DEVOLUÇÃO DA EMBALAGEM VAZIA
No prazo de até um ano da data da compra, é obrigatória a devolução da embalagem vazia, pelo usuário, onde foi adquirido o produto ou no local indicado na nota fiscal, emitida pelo estabelecimento comercial. Caso o produto não tenha sido totalmente utilizado nesse prazo, e ainda esteja dentro de seu prazo de validade, será facultada a devolução da embalagem em até 6 meses após o término do prazo de validade. O usuário deve guardar o comprovante de devolução para efeito de fiscalização, pelo prazo mínimo de um ano após a devolução da embalagem vazia. TRANSPORTE As embalagens vazias não podem ser transportadas junto com alimentos, bebidas, medicamentos, rações, animais e pessoas. EMBALAGEM SECUNDÁRIA (NÃO CONTAMINADA) ESTA EMBALAGEM NÃO PODE SER LAVADA
ARMAZENAMENTO DA EMBALAGEM VAZIA
O armazenamento das embalagens vazias, até sua devolução pelo usuário, deve ser efetuado em local coberto, ventilado, ao abrigo de chuva e com piso impermeável, ou no próprio local onde são guardadas as embalagens cheias. TRANSPORTE As embalagens vazias não podem ser transportadas junto com alimentos, bebidas, medicamentosm rações, animais e pessoas.
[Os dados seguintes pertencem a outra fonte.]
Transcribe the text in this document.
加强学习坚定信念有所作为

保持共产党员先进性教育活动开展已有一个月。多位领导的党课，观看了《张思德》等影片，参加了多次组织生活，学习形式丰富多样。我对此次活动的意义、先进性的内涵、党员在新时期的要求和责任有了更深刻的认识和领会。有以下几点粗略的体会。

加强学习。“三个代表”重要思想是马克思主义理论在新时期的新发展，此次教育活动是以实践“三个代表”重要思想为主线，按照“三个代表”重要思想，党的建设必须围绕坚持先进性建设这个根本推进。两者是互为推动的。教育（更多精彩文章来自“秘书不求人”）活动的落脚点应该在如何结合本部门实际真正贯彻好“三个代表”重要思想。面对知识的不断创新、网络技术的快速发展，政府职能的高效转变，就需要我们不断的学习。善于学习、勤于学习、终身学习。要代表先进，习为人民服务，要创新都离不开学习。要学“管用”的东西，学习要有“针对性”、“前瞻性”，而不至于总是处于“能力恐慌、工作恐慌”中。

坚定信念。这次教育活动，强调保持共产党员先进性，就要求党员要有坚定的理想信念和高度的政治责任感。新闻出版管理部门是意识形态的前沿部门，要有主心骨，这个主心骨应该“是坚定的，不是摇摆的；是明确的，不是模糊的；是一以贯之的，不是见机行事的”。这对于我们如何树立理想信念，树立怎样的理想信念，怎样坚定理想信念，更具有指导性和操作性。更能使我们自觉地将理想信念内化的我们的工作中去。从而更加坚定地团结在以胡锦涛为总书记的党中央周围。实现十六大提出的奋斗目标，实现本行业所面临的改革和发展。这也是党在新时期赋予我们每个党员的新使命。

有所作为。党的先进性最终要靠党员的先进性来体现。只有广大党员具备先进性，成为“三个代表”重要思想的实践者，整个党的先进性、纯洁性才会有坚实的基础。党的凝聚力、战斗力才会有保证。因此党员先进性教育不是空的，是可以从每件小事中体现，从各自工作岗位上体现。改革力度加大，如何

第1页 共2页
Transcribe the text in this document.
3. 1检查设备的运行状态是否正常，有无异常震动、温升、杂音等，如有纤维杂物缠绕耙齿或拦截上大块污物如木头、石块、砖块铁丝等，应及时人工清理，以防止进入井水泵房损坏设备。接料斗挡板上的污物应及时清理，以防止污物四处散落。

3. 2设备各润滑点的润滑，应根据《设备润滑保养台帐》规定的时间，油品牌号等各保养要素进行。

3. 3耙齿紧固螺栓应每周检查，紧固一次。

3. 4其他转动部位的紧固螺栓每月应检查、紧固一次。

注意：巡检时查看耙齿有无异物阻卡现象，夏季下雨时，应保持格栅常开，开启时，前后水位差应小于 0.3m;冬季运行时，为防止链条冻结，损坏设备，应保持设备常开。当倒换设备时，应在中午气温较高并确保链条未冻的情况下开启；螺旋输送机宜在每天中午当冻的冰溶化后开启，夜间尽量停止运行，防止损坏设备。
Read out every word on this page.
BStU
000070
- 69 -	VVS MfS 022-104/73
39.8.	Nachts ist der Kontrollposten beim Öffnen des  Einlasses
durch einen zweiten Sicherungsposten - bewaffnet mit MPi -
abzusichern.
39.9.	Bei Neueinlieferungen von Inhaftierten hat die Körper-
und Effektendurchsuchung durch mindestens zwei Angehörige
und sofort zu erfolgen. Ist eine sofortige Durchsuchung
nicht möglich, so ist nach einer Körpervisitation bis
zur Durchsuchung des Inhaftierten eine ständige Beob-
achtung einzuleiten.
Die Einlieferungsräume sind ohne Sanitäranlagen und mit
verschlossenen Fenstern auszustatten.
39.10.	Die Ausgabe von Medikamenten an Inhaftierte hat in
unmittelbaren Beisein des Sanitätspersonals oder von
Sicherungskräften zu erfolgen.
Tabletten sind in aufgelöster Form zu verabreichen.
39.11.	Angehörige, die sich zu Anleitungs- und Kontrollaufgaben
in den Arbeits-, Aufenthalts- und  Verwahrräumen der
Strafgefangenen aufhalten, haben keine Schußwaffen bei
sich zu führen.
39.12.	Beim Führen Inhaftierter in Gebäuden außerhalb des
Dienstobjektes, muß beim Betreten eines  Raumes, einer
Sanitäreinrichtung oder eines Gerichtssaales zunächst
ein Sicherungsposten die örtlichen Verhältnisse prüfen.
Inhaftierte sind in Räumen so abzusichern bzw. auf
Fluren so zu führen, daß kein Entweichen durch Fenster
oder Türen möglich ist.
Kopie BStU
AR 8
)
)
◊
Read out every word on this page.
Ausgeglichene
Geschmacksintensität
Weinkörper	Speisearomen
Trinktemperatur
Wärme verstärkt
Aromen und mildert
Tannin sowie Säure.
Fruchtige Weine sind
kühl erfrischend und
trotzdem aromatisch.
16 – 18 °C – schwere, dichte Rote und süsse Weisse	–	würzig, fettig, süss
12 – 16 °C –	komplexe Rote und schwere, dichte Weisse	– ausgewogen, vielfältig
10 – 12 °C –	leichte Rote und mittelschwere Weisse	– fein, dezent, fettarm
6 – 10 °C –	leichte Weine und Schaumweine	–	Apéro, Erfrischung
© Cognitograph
DESTINAÇÃO FINAL DAS EMBALAGENS VAZIAS
A destinação final das embalagens vazias, após a devolução pelos usuários, somente poderá ser realizada pela Empresa Registrante ou por empresas legalmente autorizadas pelos órgãos competentes. É PROIBIDO AO USUÁRIO A REUTILIZAÇÃO E A RECICLAGEM DESTA EMBALAGEM VAZIA OU O FRACIONAMENTO E REEMBALAGEM DESTE PRODUTO. EFEITOS SOBRE O MEIO AMBIENTE DECORRENTES DA DESTINAÇÃO INADEQUADA DA EMBALAGEM VAZIA E RESTOS DE PRODUTOS A destinação inadequada das embalagens vazias e restos de produtos no meio ambiente causa contaminação do solo, da água e do ar, prejudicando a fauna, a flora e a saúde das pessoas. PRODUTOS IMPRÓPRIOS PARA UTILIZAÇÃO OU EM DESUSO Caso este produto venha a se tornar impróprio para utilização ou em desuso, consulte o registrante através do telefone indicado no rótulo para sua devolução e destinação final. A desativação do produto é feita através de incineração em fornos destinados para este tipo de operação, equipados com câmaras de lavagem de gases efluentes e aprovados por órgão ambiental competente. TRANSPORTE DE AGROTÓXICOS, COMPONENTES E AFINS: O transporte está sujeito às regras e aos procedimentos estabelecidos na legislação específica, que inclui o acompanhamento da ficha de emergência do produto, bem como determina que os agrotóxicos não podem ser transportados junto de pessoas, animais, rações, medicamentos ou outros materiais. RESTRIÇÕES ESTABELECIDAS POR ÓRGÃO COMPETENTE DO ESTADO, DO DISTRITO FEDERAL OU MUNICIPAL: De acordo com as recomendações aprovadas pelos órgãos responsáveis. Ceará: é vetada a pulverização aérea de agrotóxicos no Estado, conforme Lei nº 16.820, de 08 de janeiro de 2019.